Nicholas smiled. “Now you are in love again, and you are afraid.”

“I am not.”

But he was something. Something that did feel a little like fear. He was accustomed to fear as a jolting thing, direct and acute, with teeth and claws or guns and knives. This was a different kind of fear. The kind of fear that used to grip him when he witnessed Katharine’s torments, when he lay awake in the dark worrying what to do. This kind of fear turned him to stone, from his shoulders to his feet, and it was difficult to breathe, with stone lungs.

“Forgive me,” he said again. “I need some time alone.”

Nicholas nodded and stepped away, and Rafe escaped into the air.

 

 

Craning her neck at a window in the drawing room, Thea watched Rafe stride across the lawn toward the woods, toward his greenhouse and his plants. Only when he was gone from view did she turn back to where Sally and Martha sat silently side by side.

“This is why you feared I would dismiss you,” Thea said to Sally. “The secrets you kept.”

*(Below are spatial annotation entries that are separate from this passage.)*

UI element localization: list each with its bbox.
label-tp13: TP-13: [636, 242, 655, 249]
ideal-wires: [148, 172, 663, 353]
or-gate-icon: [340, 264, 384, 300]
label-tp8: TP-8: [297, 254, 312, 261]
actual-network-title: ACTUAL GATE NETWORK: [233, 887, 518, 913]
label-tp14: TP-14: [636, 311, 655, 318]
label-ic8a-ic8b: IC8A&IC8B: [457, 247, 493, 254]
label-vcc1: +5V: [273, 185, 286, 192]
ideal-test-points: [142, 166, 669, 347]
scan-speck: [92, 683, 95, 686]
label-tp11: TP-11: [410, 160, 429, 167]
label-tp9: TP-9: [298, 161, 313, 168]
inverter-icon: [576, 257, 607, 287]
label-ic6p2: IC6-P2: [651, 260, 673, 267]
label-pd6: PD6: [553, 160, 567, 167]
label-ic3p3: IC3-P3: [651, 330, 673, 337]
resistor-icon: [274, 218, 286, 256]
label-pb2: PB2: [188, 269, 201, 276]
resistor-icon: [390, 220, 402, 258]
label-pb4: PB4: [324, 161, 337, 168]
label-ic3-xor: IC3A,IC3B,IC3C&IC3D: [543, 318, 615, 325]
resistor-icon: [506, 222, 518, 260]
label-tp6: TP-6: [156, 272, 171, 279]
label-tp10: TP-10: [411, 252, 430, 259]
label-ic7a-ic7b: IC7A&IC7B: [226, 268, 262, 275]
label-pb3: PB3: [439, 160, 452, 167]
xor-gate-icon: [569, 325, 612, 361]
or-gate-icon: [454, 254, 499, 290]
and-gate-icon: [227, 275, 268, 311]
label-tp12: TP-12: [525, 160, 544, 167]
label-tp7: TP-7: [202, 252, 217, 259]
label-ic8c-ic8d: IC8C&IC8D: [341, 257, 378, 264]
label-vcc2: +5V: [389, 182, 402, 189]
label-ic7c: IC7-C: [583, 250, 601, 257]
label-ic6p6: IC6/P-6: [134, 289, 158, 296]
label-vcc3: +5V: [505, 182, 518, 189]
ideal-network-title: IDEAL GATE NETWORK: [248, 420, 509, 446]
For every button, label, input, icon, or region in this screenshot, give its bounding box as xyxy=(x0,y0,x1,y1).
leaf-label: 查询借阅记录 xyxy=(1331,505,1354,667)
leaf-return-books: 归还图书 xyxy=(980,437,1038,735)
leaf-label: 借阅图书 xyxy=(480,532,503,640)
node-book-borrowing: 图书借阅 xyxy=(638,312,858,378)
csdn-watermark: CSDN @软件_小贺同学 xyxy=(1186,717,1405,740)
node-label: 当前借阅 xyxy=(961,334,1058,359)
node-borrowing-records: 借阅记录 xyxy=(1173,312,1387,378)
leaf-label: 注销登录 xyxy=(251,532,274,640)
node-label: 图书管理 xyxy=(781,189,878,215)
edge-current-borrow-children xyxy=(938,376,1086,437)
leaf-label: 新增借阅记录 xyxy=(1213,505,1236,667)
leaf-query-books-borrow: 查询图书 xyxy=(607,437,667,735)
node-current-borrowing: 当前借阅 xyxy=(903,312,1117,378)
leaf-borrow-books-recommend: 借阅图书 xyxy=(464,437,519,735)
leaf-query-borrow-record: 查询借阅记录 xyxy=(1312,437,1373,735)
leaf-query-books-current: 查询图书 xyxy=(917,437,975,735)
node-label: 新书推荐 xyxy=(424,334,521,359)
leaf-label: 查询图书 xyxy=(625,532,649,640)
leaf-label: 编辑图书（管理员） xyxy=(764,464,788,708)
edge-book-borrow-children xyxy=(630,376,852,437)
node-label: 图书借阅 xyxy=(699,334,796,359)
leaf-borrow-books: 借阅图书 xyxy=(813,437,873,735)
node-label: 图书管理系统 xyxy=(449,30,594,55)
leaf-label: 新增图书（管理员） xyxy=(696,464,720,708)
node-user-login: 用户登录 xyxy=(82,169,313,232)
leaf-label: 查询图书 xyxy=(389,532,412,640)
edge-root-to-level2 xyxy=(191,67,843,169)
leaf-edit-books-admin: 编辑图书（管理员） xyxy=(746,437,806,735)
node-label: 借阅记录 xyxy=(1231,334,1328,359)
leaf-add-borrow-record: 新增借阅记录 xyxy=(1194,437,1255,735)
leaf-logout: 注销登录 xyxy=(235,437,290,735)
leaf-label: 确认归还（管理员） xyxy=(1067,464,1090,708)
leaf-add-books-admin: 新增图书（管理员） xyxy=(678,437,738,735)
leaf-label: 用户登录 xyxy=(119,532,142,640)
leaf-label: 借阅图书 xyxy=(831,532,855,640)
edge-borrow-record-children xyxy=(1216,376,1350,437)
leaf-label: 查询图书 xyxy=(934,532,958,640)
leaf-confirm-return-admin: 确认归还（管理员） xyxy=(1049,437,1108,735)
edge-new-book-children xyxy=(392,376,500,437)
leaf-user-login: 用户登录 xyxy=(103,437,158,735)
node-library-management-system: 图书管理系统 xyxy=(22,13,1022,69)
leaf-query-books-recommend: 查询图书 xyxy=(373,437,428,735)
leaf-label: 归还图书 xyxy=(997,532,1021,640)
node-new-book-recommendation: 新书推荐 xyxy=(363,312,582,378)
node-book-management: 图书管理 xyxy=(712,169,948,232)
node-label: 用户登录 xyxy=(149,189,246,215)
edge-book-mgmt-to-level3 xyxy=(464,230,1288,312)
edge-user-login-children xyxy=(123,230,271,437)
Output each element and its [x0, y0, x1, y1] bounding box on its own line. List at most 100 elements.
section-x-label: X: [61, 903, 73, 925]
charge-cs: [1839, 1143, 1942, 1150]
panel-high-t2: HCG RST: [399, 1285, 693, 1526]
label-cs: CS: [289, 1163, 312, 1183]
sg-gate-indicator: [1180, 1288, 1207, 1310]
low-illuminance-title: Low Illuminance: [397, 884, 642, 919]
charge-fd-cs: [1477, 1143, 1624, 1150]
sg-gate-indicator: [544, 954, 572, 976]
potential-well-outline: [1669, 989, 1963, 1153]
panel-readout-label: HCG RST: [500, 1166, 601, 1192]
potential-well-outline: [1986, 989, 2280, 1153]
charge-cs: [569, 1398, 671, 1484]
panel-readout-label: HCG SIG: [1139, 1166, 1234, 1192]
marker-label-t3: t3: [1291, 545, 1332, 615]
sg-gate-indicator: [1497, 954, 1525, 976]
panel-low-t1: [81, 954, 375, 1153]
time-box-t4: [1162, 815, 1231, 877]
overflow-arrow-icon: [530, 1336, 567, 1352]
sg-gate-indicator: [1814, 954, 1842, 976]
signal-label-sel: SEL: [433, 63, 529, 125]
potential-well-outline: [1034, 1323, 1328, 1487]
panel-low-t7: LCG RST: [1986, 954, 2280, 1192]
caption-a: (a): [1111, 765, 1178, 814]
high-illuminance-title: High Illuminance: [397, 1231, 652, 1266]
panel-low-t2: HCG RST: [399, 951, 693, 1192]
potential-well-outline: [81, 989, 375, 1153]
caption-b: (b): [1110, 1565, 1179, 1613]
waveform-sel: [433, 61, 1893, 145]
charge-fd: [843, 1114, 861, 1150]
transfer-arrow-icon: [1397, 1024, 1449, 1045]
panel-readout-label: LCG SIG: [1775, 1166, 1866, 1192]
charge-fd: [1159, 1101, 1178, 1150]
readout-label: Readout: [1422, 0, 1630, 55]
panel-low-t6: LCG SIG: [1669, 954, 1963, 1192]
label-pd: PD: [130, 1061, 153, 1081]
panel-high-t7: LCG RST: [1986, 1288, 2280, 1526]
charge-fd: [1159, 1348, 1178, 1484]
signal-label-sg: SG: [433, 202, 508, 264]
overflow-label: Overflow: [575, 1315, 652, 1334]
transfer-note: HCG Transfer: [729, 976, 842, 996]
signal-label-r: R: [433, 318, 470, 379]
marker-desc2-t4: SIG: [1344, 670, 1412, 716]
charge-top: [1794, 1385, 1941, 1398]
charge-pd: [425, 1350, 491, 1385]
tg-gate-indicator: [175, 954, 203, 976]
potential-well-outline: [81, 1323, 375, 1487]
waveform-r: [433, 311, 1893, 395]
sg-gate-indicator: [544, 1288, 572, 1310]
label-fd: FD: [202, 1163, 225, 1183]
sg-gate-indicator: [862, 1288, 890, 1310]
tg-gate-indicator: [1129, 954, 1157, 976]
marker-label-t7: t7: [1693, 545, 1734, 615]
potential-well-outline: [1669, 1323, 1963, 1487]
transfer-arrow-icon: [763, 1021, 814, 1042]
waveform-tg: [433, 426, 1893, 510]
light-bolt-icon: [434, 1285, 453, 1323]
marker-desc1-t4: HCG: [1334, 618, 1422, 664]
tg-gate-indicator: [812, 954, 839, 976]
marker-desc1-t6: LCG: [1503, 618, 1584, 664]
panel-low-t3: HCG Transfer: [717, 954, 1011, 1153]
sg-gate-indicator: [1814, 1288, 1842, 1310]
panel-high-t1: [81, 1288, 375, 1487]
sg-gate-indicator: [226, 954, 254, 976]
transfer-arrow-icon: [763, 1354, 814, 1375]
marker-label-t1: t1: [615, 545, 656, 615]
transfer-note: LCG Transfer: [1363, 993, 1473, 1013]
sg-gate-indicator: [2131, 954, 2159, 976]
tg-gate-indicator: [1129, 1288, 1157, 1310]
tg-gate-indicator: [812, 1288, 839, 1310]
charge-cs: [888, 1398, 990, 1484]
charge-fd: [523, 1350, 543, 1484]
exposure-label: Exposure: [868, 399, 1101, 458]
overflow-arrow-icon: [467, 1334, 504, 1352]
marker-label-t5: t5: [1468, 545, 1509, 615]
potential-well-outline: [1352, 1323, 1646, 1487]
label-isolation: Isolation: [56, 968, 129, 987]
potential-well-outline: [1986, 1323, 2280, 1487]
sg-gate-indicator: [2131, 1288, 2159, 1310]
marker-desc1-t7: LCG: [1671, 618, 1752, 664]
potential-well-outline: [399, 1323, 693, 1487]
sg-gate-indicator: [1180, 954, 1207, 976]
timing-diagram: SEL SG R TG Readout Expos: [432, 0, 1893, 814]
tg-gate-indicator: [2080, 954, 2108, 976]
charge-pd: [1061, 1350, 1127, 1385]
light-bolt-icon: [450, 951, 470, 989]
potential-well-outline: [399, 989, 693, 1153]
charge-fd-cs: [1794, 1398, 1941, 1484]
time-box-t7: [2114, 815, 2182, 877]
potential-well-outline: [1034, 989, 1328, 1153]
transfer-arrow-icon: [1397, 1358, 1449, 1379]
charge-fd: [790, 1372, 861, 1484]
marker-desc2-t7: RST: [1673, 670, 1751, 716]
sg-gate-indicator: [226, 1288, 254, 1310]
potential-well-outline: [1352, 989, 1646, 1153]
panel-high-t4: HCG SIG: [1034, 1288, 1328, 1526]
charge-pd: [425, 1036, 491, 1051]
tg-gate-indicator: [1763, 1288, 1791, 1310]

“I cannot live here,” Sally said. “Not after what I have done.”

“No,” Thea protested. “It was not your love that killed her, but Ventnor’s fear. No one blames you.”

“I blame me.”

Martha laid her hand over Sally’s. “You loved her.”

Sally smiled. “I used to tell Katharine that her illness was due to her having so much spirit, her human mind could not contain it.”

“And when she died, you had to grieve alone,” Martha said.

“I cared for nothing anymore.” Sally stared down at their joined hands. “I could not bear to stay here, so I went to London. I knew I could not harm Ventnor so I used him instead. When he offered his patronage—the whole notion thrilled him, I think—I decided to live as I pleased. After all, keeping secrets had led only to heartache. But in the end, I was sent running again.”

Thea growled. “Yet another reason to loathe Ventnor, for chasing you away.”